Surveys and studies have validated Frieden's fears. A report this summer in the journal Pediatrics found that high schoolers were six times more likely to start smoking cigarettes if they had a history of vaping than if they didn't. The link between vaping and later smoking was particularly strong in students who said they had "no intention of smoking" when they were first interviewed.
And on Monday, Pediatrics published a study blaming flavors like "gummy bear" and "bubble gum" for making e-cigarettes seem appealing and less dangerous to kids in middle school and high school across the country.
The study, led by researchers from USC's Keck School of Medicine, found that one-third of the 10th-graders surveyed had tried e-cigarettes at least once. Most of those students told interviewers they hadn't vaped in the last 30 days, while 4% said they vaped once or twice in the last month and 5% said they vaped more often than that.
Six months later, 20% of the frequent vapers had become frequent smokers and an additional 12% had become occasional smokers, according to the study.
For the sake of comparison, about 2% of the students who had never vaped went on to become either occasional or frequent cigarette smokers during the same period.
And among those who vaped once or twice a month when they started 10th grade, 9% were occasional cigarette smokers and 5% were frequent cigarette smokers six months later, the researchers found.
Frequent vapers were also most likely to be smoking two or more cigarettes a day by the spring of their sophomore year — 12% of them did so, compared with 4% of the students who were occasional vapers at the beginning of the school year and 0.4% of those who didn't vape at all.

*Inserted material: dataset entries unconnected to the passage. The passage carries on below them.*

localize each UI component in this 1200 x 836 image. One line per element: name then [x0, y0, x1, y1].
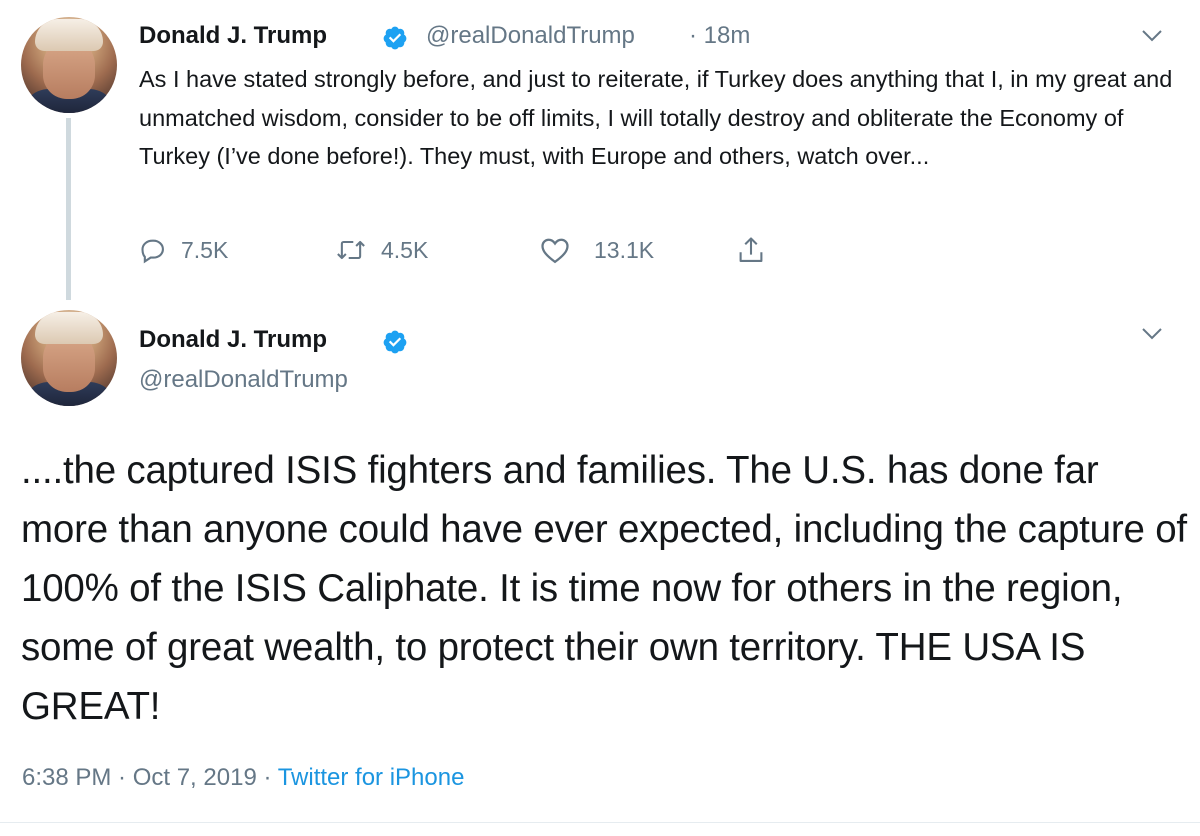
- like-icon: [541, 238, 569, 264]
- share-button[interactable]: [737, 228, 765, 272]
- reply-count: 7.5K: [181, 236, 229, 263]
- share-icon: [739, 237, 763, 262]
- avatar[interactable]: [21, 310, 117, 406]
- author-name[interactable]: Donald J. Trump: [139, 326, 327, 354]
- chevron-down-icon[interactable]: [1142, 30, 1162, 42]
- avatar-hair: [35, 19, 103, 51]
- tweet-1[interactable]: Donald J. Trump @realDonaldTrump · 18m A…: [0, 0, 1200, 300]
- verified-icon: [383, 26, 407, 50]
- retweet-button[interactable]: 4.5K: [335, 228, 428, 272]
- tweet-source-link[interactable]: Twitter for iPhone: [278, 764, 465, 791]
- tweet-timestamp[interactable]: · 18m: [689, 22, 750, 50]
- tweet-text: ....the captured ISIS fighters and famil…: [21, 449, 1187, 728]
- retweet-count: 4.5K: [381, 236, 429, 263]
- avatar-hair: [35, 312, 103, 344]
- tweet-meta: 6:38 PM · Oct 7, 2019 · Twitter for iPho…: [22, 764, 464, 792]
- verified-icon: [383, 330, 407, 354]
- avatar[interactable]: [21, 17, 117, 113]
- chevron-down-icon[interactable]: [1142, 328, 1162, 340]
- tweet-timestamp[interactable]: 6:38 PM · Oct 7, 2019 ·: [22, 764, 271, 791]
- thread-connector-line: [66, 118, 71, 300]
- author-handle[interactable]: @realDonaldTrump: [139, 366, 348, 394]
- tweet-text: As I have stated strongly before, and ju…: [139, 66, 1173, 169]
- retweet-icon: [337, 240, 365, 260]
- author-name[interactable]: Donald J. Trump: [139, 22, 327, 50]
- reply-icon: [141, 239, 164, 264]
- tweet-actions: 7.5K 4.5K 13.1K: [139, 228, 839, 272]
- reply-button[interactable]: 7.5K: [139, 228, 228, 272]
- like-count: 13.1K: [594, 236, 655, 263]
- divider: [0, 822, 1200, 823]
- like-button[interactable]: 13.1K: [540, 228, 654, 272]
- author-handle[interactable]: @realDonaldTrump: [426, 22, 635, 50]
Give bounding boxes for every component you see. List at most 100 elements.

This trend held up when the researchers analyzed the results based on the students' cigarette smoking history at the start of the school year. For instance, among the 96% of students who started out as nonsmokers, fewer than 1% of those who never vaped became frequent cigarette smokers over the next six months, compared with 10% of those who were frequent vapers.
Even for those who started out as occasional or frequent smokers, the researchers found that the more a student vaped at the start of the school year, the greater the odds that they would be frequent cigarette smokers six months later.
The Los Angeles-area students in this study may not be representative of students across the nation, the study authors noted, so it's not clear whether these findings can be generalized to the country as a whole.
Still, the results show that although some teens who make the leap from e-cigarettes to traditional cigarettes are just experimenting, others are getting hooked. This "may warrant particular attention in tobacco control policy," the researchers concluded.